Bu Anita mengangguk patuh. Ia keluar untuk membuang semua tas dan kotak makan itu, lalu kembali dengan membawa peralatan untuk membersihkan ruangan Reagan.

"Maaf, Pak. Saya bersihkan dulu ruangannya."

***

Waktu terus berjalan. Hingga tak terasa, sudah pukul sebelas siang. Reagan melihat jam yang melingkar di tangannya, lalu berdiri, dan melangkah keluar dari ruangan. Ia memasuki ruang kerja Nuel yang terletak di sebelah ruangannya.

Nuel yang melihat atasannya tiba-tiba masuk, langsung berdiri. "Ada yang bisa saya bantu, Pak?"

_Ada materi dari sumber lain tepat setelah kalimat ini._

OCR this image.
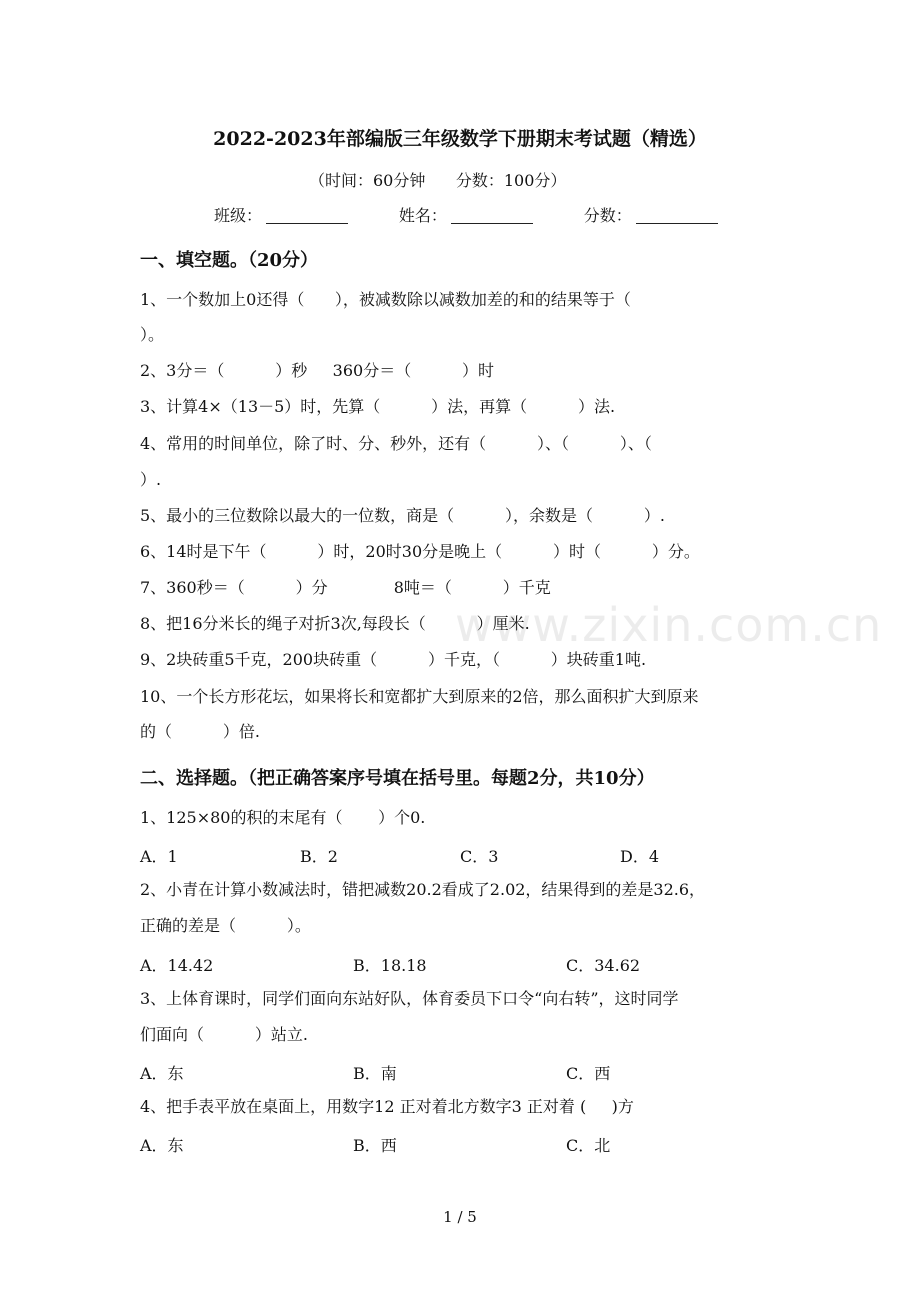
2022-2023年部编版三年级数学下册期末考试题（精选）
（时间：60分钟      分数：100分）
班级：	姓名：	分数：
一、填空题。（20分）
1、一个数加上0还得（      ），被减数除以减数加差的和的结果等于（
）。
2、3分＝（          ）秒     360分＝（          ）时
3、计算4×（13－5）时，先算（          ）法，再算（          ）法.
4、常用的时间单位，除了时、分、秒外，还有（          ）、（          ）、（
）.
5、最小的三位数除以最大的一位数，商是（          ），余数是（          ）.
6、14时是下午（          ）时，20时30分是晚上（          ）时（          ）分。
7、360秒＝（          ）分             8吨＝（          ）千克
8、把16分米长的绳子对折3次,每段长（          ）厘米.
9、2块砖重5千克，200块砖重（          ）千克，（          ）块砖重1吨.
10、一个长方形花坛，如果将长和宽都扩大到原来的2倍，那么面积扩大到原来
的（          ）倍.
二、选择题。（把正确答案序号填在括号里。每题2分，共10分）
1、125×80的积的末尾有（       ）个0.
A．1	B．2	C．3	D．4
2、小青在计算小数减法时，错把减数20.2看成了2.02，结果得到的差是32.6，
正确的差是（          ）。
A．14.42	B．18.18	C．34.62
3、上体育课时，同学们面向东站好队，体育委员下口令“向右转”，这时同学
们面向（          ）站立.
A．东	B．南	C．西
4、把手表平放在桌面上，用数字12 正对着北方数字3 正对着 (     )方
A．东	B．西	C．北
www.zixin.com.cn
1 / 5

"Saya ada urusan sebentar. Saya akan kembali setelah jam makan siang. Kalau ada berkas yang harus saya tanda tangani, taruh saja di meja saya."

"Baik Pak," balas Nuel seraya mengangguk.

Reagan melangkah menuju mobilnya, tak lupa membalas sapaan satu dua pegawai yang menyapanya. Hanya dengan anggukan kepala, tanpa senyum atau embel-embel lain.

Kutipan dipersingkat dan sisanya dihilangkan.